HAUNTED MURDER HOUSE Museum of the Mountain West Montrose, Colorado

Expedition Team: Dave Miller

Date: July 16, 2022

This Empire architectural house, built in 1903 on 201 South 5th Street in Montrose, was the site where a man murdered several of his family in the 1930’s. The house was purchased and moved to the museum in the spring of 2016. Ironically, the museum later discovered that this was not the real murder house, that the murders occurred in a nearby house on that street.

None the less, I interviewed a tour guide who told me about his scary personal experience at this house a few years ago. The guide said that years later after the house was relocated here, that this house was debunked – it was not the actual murder house. It was a different house next to this house in the alley that was the actual murder house.

“I was closing one night and had locked up the brick building up there and was walking down through here and I heard bang, bang, bang. I thought there had been carpenters working around all day and if the carpenters are working in that house, they are sure working late. I walked up to the house and the door was open and I heard the bang, bang again. It was obviously coming from upstairs. I went in and the house reeked – old, dirty, nasty, and unwashed for years at the time. I opened the door to the stairway. It was a short hallway and had a sharp turn, with tight, tiny steps. I started up the stairs and heard bang, bang really loud since I was inside. I yelled, “upstairs, who is upstairs?” I started upstairs, and as my eyes came over the last step the banging stopped. Not a sound. I walked through the entire upper part of the house, every room, closet, every nook and cranny and nothing. No one was there. I did the obvious thing and got the heck out of there. I don’t need this.”

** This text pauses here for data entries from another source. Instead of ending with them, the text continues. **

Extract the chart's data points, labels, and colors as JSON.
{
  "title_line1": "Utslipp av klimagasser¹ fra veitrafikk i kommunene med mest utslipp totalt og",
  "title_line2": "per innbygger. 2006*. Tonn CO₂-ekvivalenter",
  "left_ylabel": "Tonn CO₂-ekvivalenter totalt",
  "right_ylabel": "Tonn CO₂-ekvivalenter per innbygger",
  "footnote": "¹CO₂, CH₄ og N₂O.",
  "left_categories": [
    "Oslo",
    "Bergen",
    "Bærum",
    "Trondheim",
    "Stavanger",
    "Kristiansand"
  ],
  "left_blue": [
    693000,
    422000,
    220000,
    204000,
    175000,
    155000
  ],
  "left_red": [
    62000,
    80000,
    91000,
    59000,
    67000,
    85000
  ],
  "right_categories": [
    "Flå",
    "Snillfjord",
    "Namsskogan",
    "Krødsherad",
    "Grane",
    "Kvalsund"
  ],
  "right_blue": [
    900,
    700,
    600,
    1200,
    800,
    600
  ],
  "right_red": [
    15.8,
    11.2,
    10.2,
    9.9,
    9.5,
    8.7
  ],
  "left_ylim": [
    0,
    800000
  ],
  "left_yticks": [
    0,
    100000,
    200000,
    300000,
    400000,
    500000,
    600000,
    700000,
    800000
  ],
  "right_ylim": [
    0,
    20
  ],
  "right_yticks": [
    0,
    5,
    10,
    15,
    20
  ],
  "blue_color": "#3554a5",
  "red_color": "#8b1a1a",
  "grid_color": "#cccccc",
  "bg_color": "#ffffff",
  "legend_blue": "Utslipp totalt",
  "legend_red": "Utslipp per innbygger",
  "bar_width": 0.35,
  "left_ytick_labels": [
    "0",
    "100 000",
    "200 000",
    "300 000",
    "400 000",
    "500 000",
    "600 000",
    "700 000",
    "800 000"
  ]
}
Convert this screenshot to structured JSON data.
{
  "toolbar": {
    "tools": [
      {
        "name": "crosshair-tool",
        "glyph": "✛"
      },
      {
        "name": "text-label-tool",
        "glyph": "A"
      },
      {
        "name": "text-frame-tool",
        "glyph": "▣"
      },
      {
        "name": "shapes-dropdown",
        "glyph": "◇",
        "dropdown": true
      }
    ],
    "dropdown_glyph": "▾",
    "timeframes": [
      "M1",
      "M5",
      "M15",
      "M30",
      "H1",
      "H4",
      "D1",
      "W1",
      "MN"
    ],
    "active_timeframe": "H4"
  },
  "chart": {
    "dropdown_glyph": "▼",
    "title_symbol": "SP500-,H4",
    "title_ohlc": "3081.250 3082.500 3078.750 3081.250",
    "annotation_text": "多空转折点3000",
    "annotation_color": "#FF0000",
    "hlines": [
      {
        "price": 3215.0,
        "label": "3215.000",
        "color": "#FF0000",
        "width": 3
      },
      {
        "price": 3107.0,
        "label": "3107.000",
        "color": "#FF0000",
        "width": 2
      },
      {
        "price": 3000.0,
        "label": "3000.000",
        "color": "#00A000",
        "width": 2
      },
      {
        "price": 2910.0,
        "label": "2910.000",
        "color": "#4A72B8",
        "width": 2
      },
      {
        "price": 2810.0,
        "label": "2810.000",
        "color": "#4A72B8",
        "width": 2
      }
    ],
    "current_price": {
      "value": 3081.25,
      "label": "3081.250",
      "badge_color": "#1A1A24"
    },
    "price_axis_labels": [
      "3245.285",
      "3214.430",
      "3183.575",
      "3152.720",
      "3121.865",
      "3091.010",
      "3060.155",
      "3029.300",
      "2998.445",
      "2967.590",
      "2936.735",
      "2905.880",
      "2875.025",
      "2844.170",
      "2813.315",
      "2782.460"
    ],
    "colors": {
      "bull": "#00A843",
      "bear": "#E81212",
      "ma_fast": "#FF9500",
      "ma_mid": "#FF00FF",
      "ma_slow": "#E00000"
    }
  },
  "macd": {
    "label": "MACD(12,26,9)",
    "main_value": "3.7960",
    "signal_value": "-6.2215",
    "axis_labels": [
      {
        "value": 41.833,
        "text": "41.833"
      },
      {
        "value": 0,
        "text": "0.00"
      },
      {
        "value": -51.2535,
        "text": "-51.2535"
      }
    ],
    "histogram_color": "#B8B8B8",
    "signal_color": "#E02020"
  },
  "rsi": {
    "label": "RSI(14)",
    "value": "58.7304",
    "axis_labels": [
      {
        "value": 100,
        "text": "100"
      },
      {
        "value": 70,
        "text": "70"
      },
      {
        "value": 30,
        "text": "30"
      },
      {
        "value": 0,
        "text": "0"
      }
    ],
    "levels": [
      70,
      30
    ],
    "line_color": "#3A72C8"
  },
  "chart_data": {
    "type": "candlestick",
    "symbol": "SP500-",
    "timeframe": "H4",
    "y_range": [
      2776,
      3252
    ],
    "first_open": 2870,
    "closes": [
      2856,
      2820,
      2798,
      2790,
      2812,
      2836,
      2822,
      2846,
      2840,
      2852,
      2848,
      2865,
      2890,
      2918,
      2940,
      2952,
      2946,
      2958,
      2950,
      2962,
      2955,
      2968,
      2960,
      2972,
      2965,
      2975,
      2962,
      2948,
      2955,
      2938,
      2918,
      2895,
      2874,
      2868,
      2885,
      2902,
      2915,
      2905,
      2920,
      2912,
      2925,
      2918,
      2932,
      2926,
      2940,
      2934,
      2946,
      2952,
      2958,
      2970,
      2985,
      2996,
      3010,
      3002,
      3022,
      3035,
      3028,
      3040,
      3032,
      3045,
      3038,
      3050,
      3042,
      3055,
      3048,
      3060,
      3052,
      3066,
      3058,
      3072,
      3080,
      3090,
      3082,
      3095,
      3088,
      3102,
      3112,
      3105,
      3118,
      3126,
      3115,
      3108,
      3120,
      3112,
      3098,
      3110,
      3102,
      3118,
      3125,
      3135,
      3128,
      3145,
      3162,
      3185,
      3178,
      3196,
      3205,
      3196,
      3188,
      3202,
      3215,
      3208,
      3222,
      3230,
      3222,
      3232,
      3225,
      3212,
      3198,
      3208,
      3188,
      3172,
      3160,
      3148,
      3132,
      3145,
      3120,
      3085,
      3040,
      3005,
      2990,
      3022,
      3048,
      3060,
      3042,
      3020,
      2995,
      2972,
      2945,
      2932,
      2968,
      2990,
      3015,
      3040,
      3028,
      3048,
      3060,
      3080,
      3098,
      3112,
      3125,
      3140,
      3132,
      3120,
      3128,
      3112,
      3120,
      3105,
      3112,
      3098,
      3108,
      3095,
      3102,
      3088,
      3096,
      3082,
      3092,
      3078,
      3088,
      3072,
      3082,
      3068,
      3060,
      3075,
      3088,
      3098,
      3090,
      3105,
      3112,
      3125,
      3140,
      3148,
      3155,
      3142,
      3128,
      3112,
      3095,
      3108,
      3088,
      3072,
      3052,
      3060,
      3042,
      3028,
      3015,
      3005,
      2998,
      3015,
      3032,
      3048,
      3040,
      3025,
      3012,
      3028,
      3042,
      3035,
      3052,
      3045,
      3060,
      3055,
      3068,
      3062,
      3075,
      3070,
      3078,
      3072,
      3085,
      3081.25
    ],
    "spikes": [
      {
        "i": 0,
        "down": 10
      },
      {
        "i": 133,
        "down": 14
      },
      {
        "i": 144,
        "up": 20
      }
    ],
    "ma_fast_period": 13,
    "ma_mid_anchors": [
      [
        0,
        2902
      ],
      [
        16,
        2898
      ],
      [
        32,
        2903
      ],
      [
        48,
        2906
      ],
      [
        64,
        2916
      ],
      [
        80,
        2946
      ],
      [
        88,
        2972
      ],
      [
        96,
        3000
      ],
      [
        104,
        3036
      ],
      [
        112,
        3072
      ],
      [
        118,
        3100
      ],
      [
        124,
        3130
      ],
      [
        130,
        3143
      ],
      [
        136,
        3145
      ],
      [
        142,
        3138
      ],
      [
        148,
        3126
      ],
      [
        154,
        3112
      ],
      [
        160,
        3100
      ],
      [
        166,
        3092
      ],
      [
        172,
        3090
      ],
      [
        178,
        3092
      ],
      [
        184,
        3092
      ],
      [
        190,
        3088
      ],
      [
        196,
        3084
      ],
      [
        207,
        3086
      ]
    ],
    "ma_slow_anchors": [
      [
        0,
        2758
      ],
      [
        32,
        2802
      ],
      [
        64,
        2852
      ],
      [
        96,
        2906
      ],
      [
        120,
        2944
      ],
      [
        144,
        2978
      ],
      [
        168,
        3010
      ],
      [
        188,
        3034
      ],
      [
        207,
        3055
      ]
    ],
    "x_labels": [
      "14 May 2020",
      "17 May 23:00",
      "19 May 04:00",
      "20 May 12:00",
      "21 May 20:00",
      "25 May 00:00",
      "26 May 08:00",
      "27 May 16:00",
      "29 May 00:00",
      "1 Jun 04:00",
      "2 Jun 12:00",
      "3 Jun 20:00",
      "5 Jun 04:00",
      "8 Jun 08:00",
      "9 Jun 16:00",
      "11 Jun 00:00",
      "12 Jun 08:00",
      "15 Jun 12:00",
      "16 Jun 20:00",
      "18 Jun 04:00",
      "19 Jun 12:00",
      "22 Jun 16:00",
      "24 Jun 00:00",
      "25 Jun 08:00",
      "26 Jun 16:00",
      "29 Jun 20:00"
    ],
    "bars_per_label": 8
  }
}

I walked through the house. The house was now clean and furnished in early 1900 furniture and artifacts. I took photos and an EVP inside. Outside around the perimeter of the house I took more photos. I obtained no evidence. Yet, the guide’s story was true and he speculated if a different ghostly presence is in this house, who is it?

Talking to the museum owner/archaeologist Richard Fike, he told me that Zak Bagan brought his Travel Channel “Ghost Adventures” TV show here in 2017 to investigate.